Distanzsuche zu den USA?
In der strategischen Partnerschaft Polens mit den USA finden sich hingegen erste Eintrübungen. In Sachen Raketenabwehr hält sich Polen inzwischen wieder alle Optionen offen, zudem formulieren PO-Größen eine bislang kaum vernommene Kritik an Washington: Der PO-Politiker Bronislaw Komorowski erklärte schon wenige Tage nach dem Wahlsieg seiner Partei, dass Polen zukünftig "Brüssel näher als Washington stehen" werde: "Wir sind Mitglieder der Europäischen Union und nicht der Vereinigten Staaten." Komorowskis fügte überdies hinzu, dass es "keinen Grund für besondere Eile in der Angelegenheit der Raketenabwehr" gebe.
Tusk kritisierte die Verhandlungsführung der Kaczynskis gegenüber den USA in Sachen Raketenschild wiederholt während des Wahlkampfes. Es gilt als gewiss, dass die neue Equipe um Tusk zumindest eine Neuverhandlung der Konditionen anstrebt, unter denen die US-Abfangraketen in Nordpolen aufgestellt werden sollen.
Ein zentrales außenpolitisches Wahlversprechen scheint der rechtsliberale Premier tatsächlich einhalten zu wollen. Die PO bleibt zumindest bislang dabei, die polnischen Truppen ab 2008 aus dem Irak abziehen zu wollen. Man werde die "Mission im Irak in dieser Form 2008 beenden", erklärte Tusk im Interview mit der Passauer Verlagsgruppe. Dies würde zumindest zu einer zeitweiligen Entfremdung zwischen Washington und Warschau führen.

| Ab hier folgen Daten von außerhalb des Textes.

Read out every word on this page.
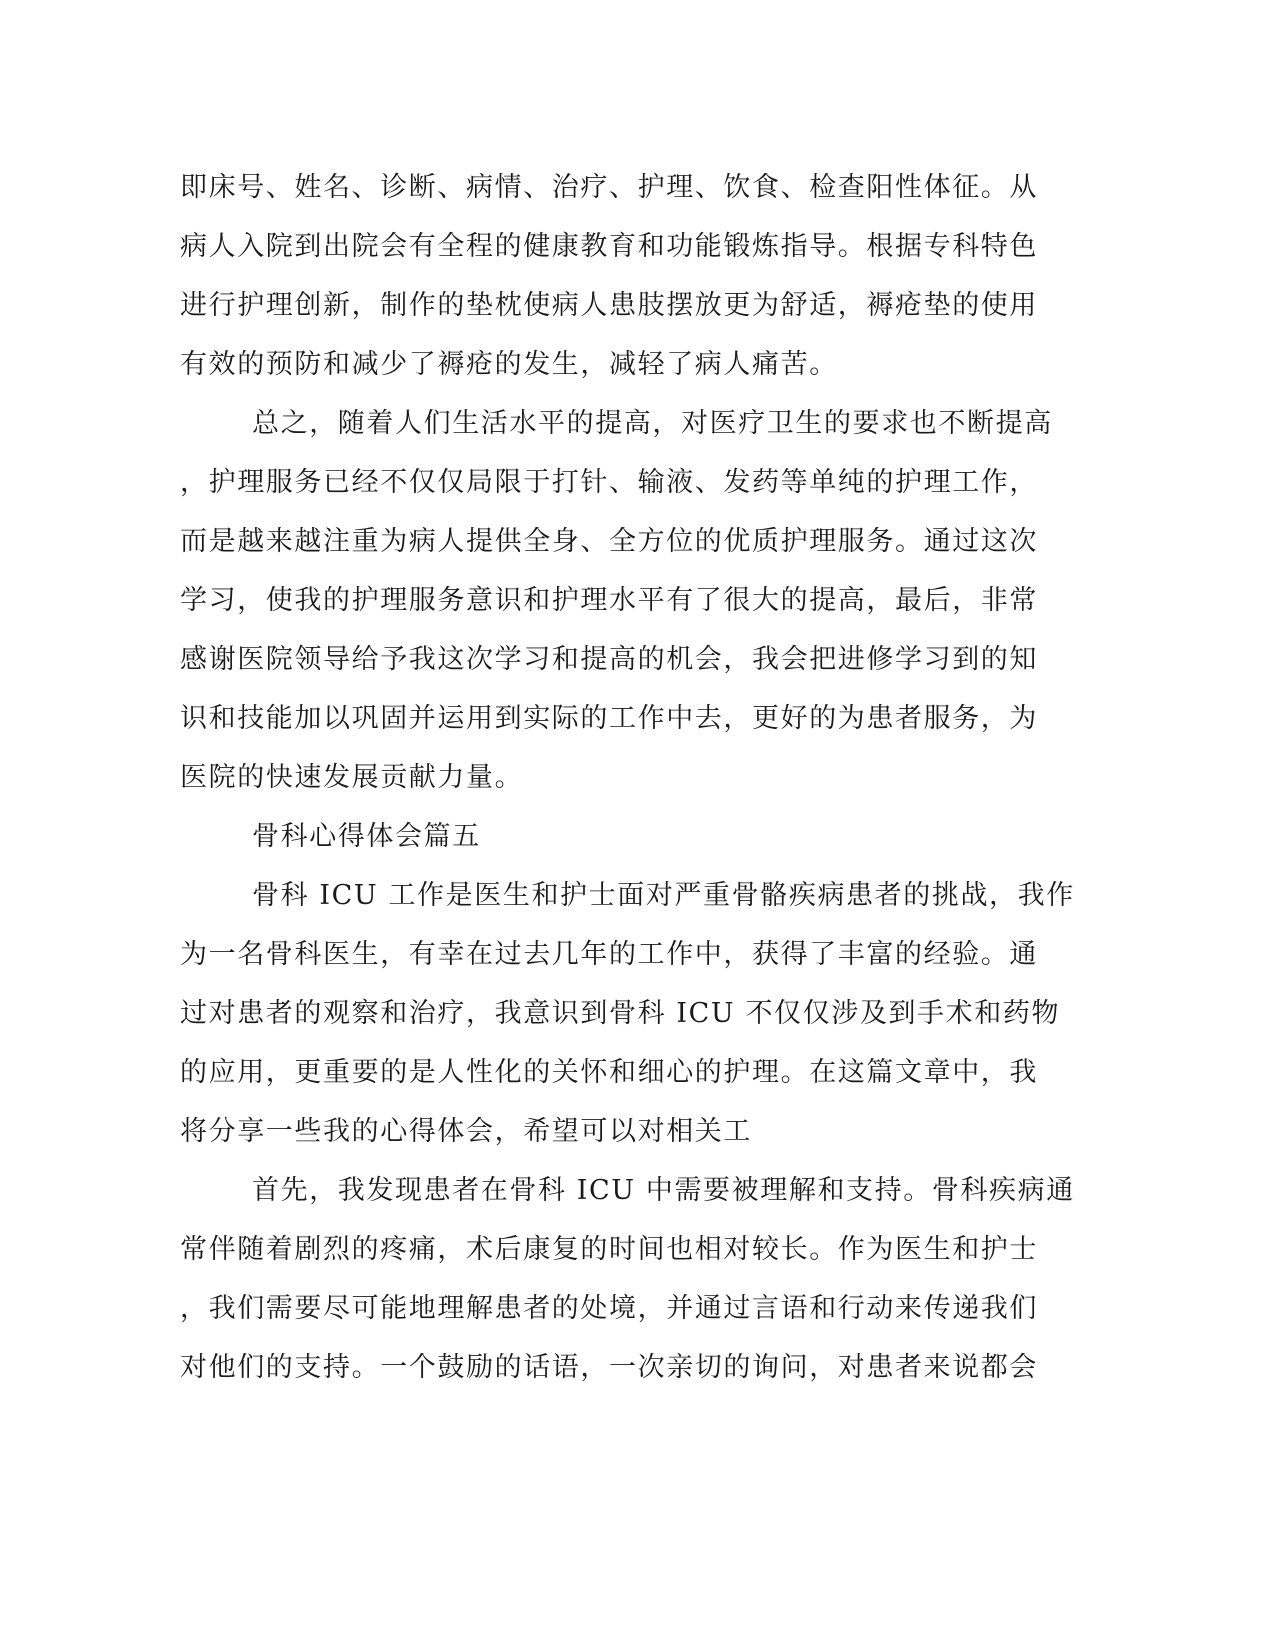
即床号、姓名、诊断、病情、治疗、护理、饮食、检查阳性体征。从
病人入院到出院会有全程的健康教育和功能锻炼指导。根据专科特色
进行护理创新，制作的垫枕使病人患肢摆放更为舒适，褥疮垫的使用
有效的预防和减少了褥疮的发生，减轻了病人痛苦。
总之，随着人们生活水平的提高，对医疗卫生的要求也不断提高
，护理服务已经不仅仅局限于打针、输液、发药等单纯的护理工作，
而是越来越注重为病人提供全身、全方位的优质护理服务。通过这次
学习，使我的护理服务意识和护理水平有了很大的提高，最后，非常
感谢医院领导给予我这次学习和提高的机会，我会把进修学习到的知
识和技能加以巩固并运用到实际的工作中去，更好的为患者服务，为
医院的快速发展贡献力量。
骨科心得体会篇五
骨科 ICU 工作是医生和护士面对严重骨骼疾病患者的挑战，我作
为一名骨科医生，有幸在过去几年的工作中，获得了丰富的经验。通
过对患者的观察和治疗，我意识到骨科 ICU 不仅仅涉及到手术和药物
的应用，更重要的是人性化的关怀和细心的护理。在这篇文章中，我
将分享一些我的心得体会，希望可以对相关工
首先，我发现患者在骨科 ICU 中需要被理解和支持。骨科疾病通
常伴随着剧烈的疼痛，术后康复的时间也相对较长。作为医生和护士
，我们需要尽可能地理解患者的处境，并通过言语和行动来传递我们
对他们的支持。一个鼓励的话语，一次亲切的询问，对患者来说都会
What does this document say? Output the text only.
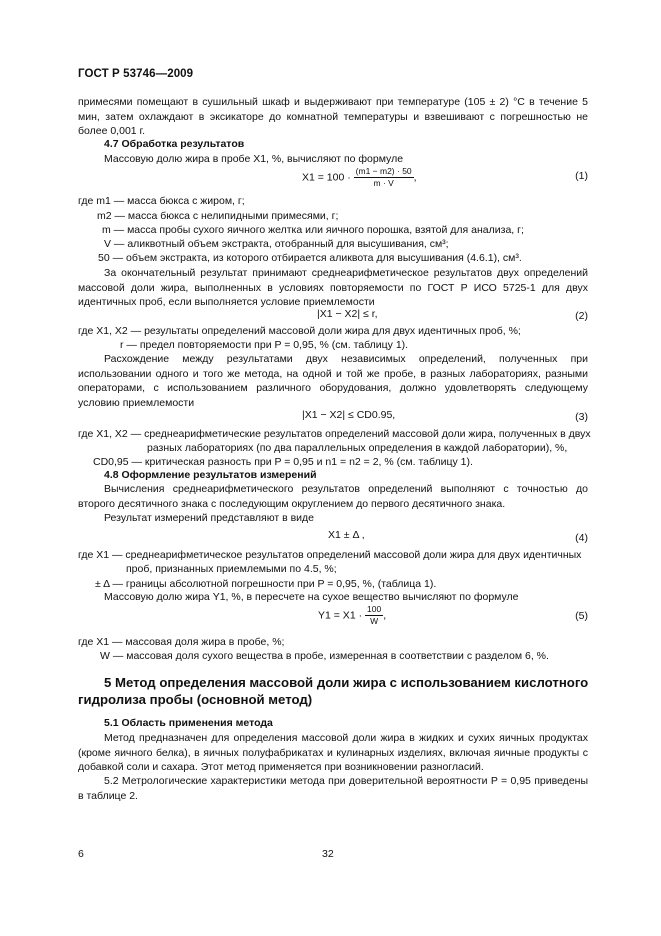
ГОСТ Р 53746—2009
примесями помещают в сушильный шкаф и выдерживают при температуре (105 ± 2) °С в течение 5 мин, затем охлаждают в эксикаторе до комнатной температуры и взвешивают с погрешностью не более 0,001 г.
4.7 Обработка результатов
Массовую долю жира в пробе X1, %, вычисляют по формуле
$X1 = 100 \cdot \frac{(m1 - m2) \cdot 50}{m \cdot V}$ ,	(1)
где m1 — масса бюкса с жиром, г;
m2 — масса бюкса с нелипидными примесями, г;
m — масса пробы сухого яичного желтка или яичного порошка, взятой для анализа, г;
V — аликвотный объем экстракта, отобранный для высушивания, см³;
50 — объем экстракта, из которого отбирается аликвота для высушивания (4.6.1), см³.
За окончательный результат принимают среднеарифметическое результатов двух определений массовой доли жира, выполненных в условиях повторяемости по ГОСТ Р ИСО 5725-1 для двух идентичных проб, если выполняется условие приемлемости
|X1 − X2| ≤ r,	(2)
где X1, X2 — результаты определений массовой доли жира для двух идентичных проб, %;
r — предел повторяемости при P = 0,95, % (см. таблицу 1).
Расхождение между результатами двух независимых определений, полученных при использовании одного и того же метода, на одной и той же пробе, в разных лабораториях, разными операторами, с использованием различного оборудования, должно удовлетворять следующему условию приемлемости
|X1 − X2| ≤ CD0.95,	(3)
где X1, X2 — среднеарифметические результатов определений массовой доли жира, полученных в двух
разных лабораториях (по два параллельных определения в каждой лаборатории), %,
CD0,95 — критическая разность при P = 0,95 и n1 = n2 = 2, % (см. таблицу 1).
4.8 Оформление результатов измерений
Вычисления среднеарифметического результатов определений выполняют с точностью до второго десятичного знака с последующим округлением до первого десятичного знака.
Результат измерений представляют в виде
X1 ± Δ ,	(4)
где X1 — среднеарифметическое результатов определений массовой доли жира для двух идентичных
проб, признанных приемлемыми по 4.5, %;
± Δ — границы абсолютной погрешности при P = 0,95, %, (таблица 1).
Массовую долю жира Y1, %, в пересчете на сухое вещество вычисляют по формуле
$Y1 = X1 \cdot \frac{100}{W}$ ,	(5)
где X1 — массовая доля жира в пробе, %;
W — массовая доля сухого вещества в пробе, измеренная в соответствии с разделом 6, %.
5 Метод определения массовой доли жира с использованием кислотного гидролиза пробы (основной метод)
5.1 Область применения метода
Метод предназначен для определения массовой доли жира в жидких и сухих яичных продуктах (кроме яичного белка), в яичных полуфабрикатах и кулинарных изделиях, включая яичные продукты с добавкой соли и сахара. Этот метод применяется при возникновении разногласий.
5.2 Метрологические характеристики метода при доверительной вероятности P = 0,95 приведены в таблице 2.
6	32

Warschau scheint sich somit tatsächlich zumindest graduell von Washington zu entfernen und Brüssel, Berlin und Moskau anzunähern. Im besagten Interview mit der Passauer Neuen Presse kann man vielleicht - gewürzt mit einem Seitenhieb auf seinen Amtsvorgänger - auch das zentrale Motiv der geopolitischen Neuausrichtung Polens finden, die von Tusk forciert wird:
Ein in puncto deutsch-polnische Beziehungen viel klügerer Diplomat und Stratege als Jaros?aw Kaczynski ist für mich der Satiriker Stanis?aw Tym. Er hat mir gesagt, der ganze Witz bestehe darin, bessere Beziehungen mit Moskau zu haben, als Berlin sie hat, und bessere Beziehungen mit Berlin zu haben, als Moskau sie hat.